Changing stroke rehab and research worldwide now.Time is Brain! trillions and trillions of neurons that DIE each day because there are NO effective hyperacute therapies besides tPA(only 12% effective). I have 523 posts on hyperacute therapy, enough for researchers to spend decades proving them out. These are my personal ideas and blog on stroke rehabilitation and stroke research. Do not attempt any of these without checking with your medical provider. Unless you join me in agitating, when you need these therapies they won't be there.

What this blog is for:

My blog is not to help survivors recover, it is to have the 10 million yearly stroke survivors light fires underneath their doctors, stroke hospitals and stroke researchers to get stroke solved. 100% recovery. The stroke medical world is completely failing at that goal, they don't even have it as a goal. Shortly after getting out of the hospital and getting NO information on the process or protocols of stroke rehabilitation and recovery I started searching on the internet and found that no other survivor received useful information. This is an attempt to cover all stroke rehabilitation information that should be readily available to survivors so they can talk with informed knowledge to their medical staff. It lays out what needs to be done to get stroke survivors closer to 100% recovery. It's quite disgusting that this information is not available from every stroke association and doctors group.

Sunday, February 6, 2022

Delays in the Identification and Assessment of in-Hospital Stroke Patients

Don't have a stroke while in the hospital. Has your hospital addressed this problem in the last 5 years?

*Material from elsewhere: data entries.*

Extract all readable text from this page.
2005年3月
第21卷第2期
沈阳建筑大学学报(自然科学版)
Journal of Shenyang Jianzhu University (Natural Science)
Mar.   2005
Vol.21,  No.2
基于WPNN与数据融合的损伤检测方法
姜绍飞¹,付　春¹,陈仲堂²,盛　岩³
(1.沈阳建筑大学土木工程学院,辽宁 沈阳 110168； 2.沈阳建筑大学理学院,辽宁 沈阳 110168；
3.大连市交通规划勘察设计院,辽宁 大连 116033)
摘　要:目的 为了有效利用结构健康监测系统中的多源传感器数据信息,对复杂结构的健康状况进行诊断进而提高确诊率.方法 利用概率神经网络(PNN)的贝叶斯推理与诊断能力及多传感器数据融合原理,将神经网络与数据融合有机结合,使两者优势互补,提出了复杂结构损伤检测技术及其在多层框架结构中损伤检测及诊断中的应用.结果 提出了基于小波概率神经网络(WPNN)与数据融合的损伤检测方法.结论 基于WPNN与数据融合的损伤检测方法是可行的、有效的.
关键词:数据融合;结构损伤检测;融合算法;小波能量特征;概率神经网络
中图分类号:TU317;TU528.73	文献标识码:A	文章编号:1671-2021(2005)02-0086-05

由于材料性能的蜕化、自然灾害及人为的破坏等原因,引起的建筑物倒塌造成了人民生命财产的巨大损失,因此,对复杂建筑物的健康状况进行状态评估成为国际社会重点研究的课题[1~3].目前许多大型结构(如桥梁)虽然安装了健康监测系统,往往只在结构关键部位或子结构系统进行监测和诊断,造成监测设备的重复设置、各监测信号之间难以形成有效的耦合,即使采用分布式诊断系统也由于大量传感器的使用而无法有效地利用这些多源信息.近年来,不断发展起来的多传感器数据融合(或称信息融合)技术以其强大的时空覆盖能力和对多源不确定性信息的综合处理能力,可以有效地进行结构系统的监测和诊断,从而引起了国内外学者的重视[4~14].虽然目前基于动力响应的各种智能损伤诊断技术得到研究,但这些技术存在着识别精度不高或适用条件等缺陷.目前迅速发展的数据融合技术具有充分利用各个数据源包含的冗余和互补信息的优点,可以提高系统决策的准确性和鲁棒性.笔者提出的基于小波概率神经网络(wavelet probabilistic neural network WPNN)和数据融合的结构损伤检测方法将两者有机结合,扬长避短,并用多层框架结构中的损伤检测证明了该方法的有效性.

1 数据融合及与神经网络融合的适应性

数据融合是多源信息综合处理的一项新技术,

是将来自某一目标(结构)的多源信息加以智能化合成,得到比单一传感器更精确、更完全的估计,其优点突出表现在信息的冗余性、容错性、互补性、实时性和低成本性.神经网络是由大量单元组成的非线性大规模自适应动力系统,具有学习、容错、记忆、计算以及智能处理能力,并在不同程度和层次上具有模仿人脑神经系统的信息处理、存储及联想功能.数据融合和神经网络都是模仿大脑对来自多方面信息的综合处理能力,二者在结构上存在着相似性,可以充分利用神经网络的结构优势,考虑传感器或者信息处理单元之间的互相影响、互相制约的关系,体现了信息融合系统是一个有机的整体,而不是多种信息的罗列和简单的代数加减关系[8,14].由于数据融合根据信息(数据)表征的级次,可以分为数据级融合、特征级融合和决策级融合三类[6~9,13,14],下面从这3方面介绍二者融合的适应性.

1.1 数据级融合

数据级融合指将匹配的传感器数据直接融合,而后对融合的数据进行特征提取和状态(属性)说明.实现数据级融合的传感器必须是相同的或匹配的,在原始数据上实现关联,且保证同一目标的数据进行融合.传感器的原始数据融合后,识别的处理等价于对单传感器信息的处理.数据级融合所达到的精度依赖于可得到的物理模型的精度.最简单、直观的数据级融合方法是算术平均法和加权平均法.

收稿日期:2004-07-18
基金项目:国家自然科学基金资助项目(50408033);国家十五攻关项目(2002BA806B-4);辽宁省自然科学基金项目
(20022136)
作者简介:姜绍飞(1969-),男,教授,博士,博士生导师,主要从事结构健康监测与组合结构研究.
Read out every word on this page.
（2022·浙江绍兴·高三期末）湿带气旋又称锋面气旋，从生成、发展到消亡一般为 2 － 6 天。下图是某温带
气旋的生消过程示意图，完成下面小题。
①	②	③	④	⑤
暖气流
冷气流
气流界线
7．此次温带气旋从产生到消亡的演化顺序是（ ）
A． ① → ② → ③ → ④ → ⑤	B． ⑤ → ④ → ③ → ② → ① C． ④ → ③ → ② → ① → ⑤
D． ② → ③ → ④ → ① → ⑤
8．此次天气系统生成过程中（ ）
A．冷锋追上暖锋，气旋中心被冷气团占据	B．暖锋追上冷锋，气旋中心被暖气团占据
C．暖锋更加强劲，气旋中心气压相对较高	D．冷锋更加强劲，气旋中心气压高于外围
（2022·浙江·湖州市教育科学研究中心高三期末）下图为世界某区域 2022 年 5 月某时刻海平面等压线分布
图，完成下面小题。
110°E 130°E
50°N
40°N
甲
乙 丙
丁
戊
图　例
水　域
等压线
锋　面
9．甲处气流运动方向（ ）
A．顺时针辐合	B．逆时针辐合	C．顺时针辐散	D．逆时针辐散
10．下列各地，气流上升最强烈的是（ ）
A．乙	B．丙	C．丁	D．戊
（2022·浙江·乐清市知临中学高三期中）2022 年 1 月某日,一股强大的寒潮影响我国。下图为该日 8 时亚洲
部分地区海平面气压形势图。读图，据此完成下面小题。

This was known way back in December 2016; what EXACTLY has your hospital done to solve this?

If they haven't solved this you better not have a stroke while hospitalized for COVID-19.

Diane and Bob had a similar problem within the hospital. 

Stroke outcomes can be worse when they occur in hospital, Canadian study finds

December 2016 

The latest here:

Delays in the Identification and Assessment of in-Hospital Stroke Patients

Highlights

  • In-hospital strokes are severe and are often periprocedural.
  • In-hospital strokes are associated with long delays from last known normal to symptom detection and from symptom detection to stroke team alerting.
  • Delays are strongly associated with intubation, and protocols should be used to allow for rapid anesthesia offset after procedures and intermittent lightening of sedation for more frequent and reliable neuro assessments.
  • Large vessel occlusion is common, yet many patients were not able to receive an intervention, likely due to delays.

Abstract

Objectives

In-hospital stroke is associated with poor outcomes. Reasons for delays, use of interventions, and presence of large vessel occlusion are not well characterized.

Materials and methods

A retrospective single center cohort of 97 patients with in-hospital stroke was analyzed to identify factors associated with delays from last known normal to symptom identification and to stroke team alerting. Stroke interventions and presence of large vessel occlusion were also assessed.

Results

Strokes were predominantly on surgery services (70%), ischemic (82%), and severe (median NIHSS 16; interquartile range [IQR] 6-24). There were long delays from last known normal to symptom identification (median 5.1 hours, IQR 1.0-19.7 hours), symptom identification to stroke team alerting (median 2.1 hours, IQR 0.5-9.9 hours), and total time from last known normal to alerting (median 11.4 [IQR 2.7-34.2] hours). In univariable analysis, being on a surgical service, in an ICU, intubated, and higher NIHSS were associated with delays. In multivariable analysis only intubation was independently associated with time from last known normal to symptom identification (coefficient 20 hours, IQR 0.2 – 39.8, p=0.047). Interventions were given to 17/80 (21%) ischemic stroke patients; 3 (4%) received IV tPA and 14 (18%) underwent thrombectomy. Vascular imaging occurred in 57/80 (71%) ischemic stroke patients and 21/57 (37%) had large vessel occlusion.

Conclusions

Hospitalized patients with stroke experience long delays from symptom identification to stroke team alerting. Intubation was strongly associated with delay to symptom identification. Although stroke severity was high and large vessel occlusion common, many patients did not receive acute interventions.